Swastanisasi Air Bersih Diminta Dihentikan

Sumber:Kompas - 07 Juni 2011
Kategori:Air Minum

Jakarta, Kompas - Kerja sama antara Pemerintah Provinsi DKI Jakarta dan dua operator penyedia air bersih swasta hendaknya segera dihentikan. Perjanjian kerja sama itu dibuat tidak seimbang sehingga hanya akan menguntungkan pihak swasta.

Demikian petisi yang disampaikan sekitar 50 pengunjuk rasa yang tergabung dalam Koalisi Masyarakat Menolak Swastanisasi Air Jakarta (KMMSAJ) saat melakukan unjuk rasa di depan gedung Balaikota DKI Jakarta, Senin (6/6).

Kontrak kerja sama dengan dua operator swasta, yakni PT PAM Lyonnaise Jaya (Palyja) dan PT Aetra Air Jakarta (Aetra), yang telah berlangsung selama 13 tahun dianggap hanya menguntungkan pihak swasta. Sementara Perusahaan Daerah Air Minum (PDAM) Jaya yang posisinya hanya sebagai pengawas justru mendapatkan utang dari kerja sama ini.

Sementara bidang layanan dan pekerjaan teknis yang menjadi kewajiban Palyja dan Aetra hasilnya jauh dari kategori memuaskan.
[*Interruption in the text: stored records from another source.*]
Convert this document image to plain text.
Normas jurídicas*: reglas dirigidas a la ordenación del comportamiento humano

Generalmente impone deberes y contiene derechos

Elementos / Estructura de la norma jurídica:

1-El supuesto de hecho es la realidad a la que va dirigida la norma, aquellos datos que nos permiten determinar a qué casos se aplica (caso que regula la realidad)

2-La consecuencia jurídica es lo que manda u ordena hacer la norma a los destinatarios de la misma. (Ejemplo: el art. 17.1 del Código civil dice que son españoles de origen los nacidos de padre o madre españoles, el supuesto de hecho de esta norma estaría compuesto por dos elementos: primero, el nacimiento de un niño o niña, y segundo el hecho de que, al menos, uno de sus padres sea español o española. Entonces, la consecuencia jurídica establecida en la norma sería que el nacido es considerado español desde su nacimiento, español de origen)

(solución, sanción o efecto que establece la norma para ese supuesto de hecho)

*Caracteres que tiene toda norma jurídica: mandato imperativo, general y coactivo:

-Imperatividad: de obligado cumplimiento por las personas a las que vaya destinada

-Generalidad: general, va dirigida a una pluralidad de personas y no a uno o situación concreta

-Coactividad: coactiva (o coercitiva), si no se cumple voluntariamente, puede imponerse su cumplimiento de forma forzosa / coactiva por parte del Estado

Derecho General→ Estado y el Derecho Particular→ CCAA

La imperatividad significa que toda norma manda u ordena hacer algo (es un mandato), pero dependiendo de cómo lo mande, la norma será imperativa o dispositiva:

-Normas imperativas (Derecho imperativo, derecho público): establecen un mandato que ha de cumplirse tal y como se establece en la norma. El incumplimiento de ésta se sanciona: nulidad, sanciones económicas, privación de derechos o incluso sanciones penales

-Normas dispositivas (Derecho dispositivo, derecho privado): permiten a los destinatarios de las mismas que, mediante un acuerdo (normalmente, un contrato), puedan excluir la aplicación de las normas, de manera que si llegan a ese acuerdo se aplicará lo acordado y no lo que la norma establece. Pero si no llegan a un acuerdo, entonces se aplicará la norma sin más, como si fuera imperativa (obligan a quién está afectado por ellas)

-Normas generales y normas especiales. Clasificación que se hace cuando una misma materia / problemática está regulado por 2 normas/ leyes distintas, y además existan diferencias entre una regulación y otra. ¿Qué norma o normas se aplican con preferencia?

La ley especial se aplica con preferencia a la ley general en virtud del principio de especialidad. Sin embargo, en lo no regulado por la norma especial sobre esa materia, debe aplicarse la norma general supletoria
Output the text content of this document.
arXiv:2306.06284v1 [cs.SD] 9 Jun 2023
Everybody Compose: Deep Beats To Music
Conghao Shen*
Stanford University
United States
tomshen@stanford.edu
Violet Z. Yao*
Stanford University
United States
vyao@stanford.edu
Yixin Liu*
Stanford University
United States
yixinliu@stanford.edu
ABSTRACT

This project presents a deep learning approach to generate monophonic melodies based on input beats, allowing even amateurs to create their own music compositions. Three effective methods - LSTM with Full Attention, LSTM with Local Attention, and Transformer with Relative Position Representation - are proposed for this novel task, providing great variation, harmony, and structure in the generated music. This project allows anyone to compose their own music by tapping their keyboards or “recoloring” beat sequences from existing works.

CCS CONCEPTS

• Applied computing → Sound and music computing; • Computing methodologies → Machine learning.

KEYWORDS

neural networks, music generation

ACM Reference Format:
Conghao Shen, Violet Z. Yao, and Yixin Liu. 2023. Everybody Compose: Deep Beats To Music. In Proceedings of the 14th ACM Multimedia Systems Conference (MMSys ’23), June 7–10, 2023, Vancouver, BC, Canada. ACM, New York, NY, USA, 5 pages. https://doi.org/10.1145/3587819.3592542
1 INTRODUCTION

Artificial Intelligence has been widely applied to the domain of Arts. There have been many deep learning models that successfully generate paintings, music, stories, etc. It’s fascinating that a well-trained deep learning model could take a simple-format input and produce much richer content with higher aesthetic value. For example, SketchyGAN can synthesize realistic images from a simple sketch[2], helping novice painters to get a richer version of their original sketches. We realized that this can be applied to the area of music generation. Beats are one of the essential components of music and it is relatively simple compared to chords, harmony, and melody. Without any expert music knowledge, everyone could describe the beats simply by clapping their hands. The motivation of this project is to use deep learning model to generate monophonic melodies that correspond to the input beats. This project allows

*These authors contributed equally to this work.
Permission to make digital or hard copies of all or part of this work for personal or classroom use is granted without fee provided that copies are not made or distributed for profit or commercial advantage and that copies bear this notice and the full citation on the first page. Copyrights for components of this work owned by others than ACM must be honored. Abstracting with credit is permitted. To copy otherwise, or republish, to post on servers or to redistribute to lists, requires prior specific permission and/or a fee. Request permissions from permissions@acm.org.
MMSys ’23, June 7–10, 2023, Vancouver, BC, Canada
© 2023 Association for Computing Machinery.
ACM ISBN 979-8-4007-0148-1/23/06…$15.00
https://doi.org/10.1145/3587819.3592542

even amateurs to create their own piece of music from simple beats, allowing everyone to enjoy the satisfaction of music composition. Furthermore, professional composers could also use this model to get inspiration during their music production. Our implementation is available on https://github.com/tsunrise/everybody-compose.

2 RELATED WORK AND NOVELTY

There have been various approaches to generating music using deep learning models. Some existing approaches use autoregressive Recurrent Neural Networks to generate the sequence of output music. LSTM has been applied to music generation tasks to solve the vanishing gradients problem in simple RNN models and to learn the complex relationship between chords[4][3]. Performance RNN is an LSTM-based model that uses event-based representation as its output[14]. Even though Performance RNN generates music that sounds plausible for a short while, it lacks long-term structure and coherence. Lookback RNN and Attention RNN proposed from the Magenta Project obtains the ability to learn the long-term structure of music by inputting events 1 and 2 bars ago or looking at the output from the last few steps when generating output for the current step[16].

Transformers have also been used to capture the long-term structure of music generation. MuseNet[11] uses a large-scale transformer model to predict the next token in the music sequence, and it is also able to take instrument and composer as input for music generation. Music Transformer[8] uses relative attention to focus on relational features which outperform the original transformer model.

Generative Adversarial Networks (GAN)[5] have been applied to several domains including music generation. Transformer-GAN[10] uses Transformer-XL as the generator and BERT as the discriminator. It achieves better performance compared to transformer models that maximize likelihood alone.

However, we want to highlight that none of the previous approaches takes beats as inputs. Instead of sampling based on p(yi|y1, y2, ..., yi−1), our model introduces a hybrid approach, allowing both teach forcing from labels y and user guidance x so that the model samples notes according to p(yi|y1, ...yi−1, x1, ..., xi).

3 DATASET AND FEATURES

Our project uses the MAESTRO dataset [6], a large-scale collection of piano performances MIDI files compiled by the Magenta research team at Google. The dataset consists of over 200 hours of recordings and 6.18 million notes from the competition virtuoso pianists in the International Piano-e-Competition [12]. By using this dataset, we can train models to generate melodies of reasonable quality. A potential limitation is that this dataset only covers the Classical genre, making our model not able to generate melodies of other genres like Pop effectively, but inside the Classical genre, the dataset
Keluhan dari pelanggan atas kualitas air yang buruk, bau, dan banyak cacing masih terus mewarnai surat pembaca di media massa.

”Selama 13 tahun kerja sama ini tidak tampak komitmen yang tinggi dari kedua operator untuk memberikan layanan yang terbaik,” tutur Hamong Santono, Koordinator Nasional Koalisi Rakyat untuk Hak Atas Air (KRuHA), salah satu elemen dari KMMSAJ.

Walaupun belum mampu memberikan pelayanan yang baik, tarif yang dikenakan operator kepada pelanggan sangat tinggi. Tarif air bersih di Jakarta saat ini Rp 7.000 per meter kubik. Kualitas air yang diberikan hanya air bersih bukan air minum. Sementara Singapura yang kualitasnya airnya adalah air minum hanya mengenakan tarif Rp 5.000 per meter kubik.

Selain itu, target teknis yang sudah dimandatkan dalam kontrak masih banyak yang belum terpenuhi. Contohnya, tingkat kebocoran masih sangat tinggi, cakupan wilayah masih belum 63 persen, dan sebagainya.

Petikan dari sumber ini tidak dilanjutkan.